You might be tempted to blame this seismic activity on hydraulic fracturing or “fracking” — using a highly pressurized mixture of water, sand and chemicals to drill for oil and natural gas deep within the earth — but the U.S. Geological Survey (USGS) says slow your roll, Johnny Greenpeace.
“Only a few of the over 2000 magnitude 3 and larger earthquakes since 2009 that have occurred in Oklahoma have been connected to hydraulic fracturing,” according to the USGS website. “The majority of earthquakes in Oklahoma are caused by the industrial practice known as ‘wastewater disposal’ … a separate process in which fluid waste from oil and gas production is injected deep underground far below ground water or drinking water aquifers.”

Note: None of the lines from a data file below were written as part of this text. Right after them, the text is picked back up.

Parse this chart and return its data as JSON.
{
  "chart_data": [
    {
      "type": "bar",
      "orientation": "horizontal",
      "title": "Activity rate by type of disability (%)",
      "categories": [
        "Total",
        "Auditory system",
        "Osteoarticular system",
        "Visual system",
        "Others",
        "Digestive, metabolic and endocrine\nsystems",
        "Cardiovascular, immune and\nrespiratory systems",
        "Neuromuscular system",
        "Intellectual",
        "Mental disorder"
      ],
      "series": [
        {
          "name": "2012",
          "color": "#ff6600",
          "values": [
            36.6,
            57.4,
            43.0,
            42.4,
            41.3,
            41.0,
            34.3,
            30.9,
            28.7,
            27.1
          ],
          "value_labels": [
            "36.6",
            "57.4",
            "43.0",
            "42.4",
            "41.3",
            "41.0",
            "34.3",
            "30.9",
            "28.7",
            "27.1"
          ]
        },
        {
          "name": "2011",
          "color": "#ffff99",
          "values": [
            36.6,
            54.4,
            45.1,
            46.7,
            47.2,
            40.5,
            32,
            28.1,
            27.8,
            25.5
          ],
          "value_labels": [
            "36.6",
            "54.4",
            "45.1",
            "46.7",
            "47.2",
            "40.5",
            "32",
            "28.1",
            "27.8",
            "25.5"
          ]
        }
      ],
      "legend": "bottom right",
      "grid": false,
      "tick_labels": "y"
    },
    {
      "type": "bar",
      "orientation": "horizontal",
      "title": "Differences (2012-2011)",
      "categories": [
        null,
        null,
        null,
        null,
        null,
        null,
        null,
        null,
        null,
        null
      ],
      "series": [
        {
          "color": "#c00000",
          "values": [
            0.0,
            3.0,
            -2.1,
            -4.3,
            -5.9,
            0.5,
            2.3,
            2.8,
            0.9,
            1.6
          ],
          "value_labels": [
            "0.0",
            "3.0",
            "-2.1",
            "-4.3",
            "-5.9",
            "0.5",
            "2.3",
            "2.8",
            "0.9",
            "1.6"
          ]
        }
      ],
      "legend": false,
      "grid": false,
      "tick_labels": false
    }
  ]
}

So it’s not our harmful, irresponsibly shortsighted means of extracting oil and gas that’s the problem; it’s our harmful, irresponsibly shortsighted means of disposing of the byproducts of that extraction. According to a Scientific American article from September, Oklahoma’s earthquake rates, which have increased 900-fold since 2008, “fell sharply” after 2015, “when oil demand fell as prices dropped and Oklahoma instituted new wastewater-disposal rules,” but recent studies suggest that “the effects of wastewater disposal can persist for years after injection rates slow or stop, as pressure from the wastewater continues to spread belowground and rupture ancient faults.” So we have that to look forward to. In Oklahoma, the moneymaker shakes you.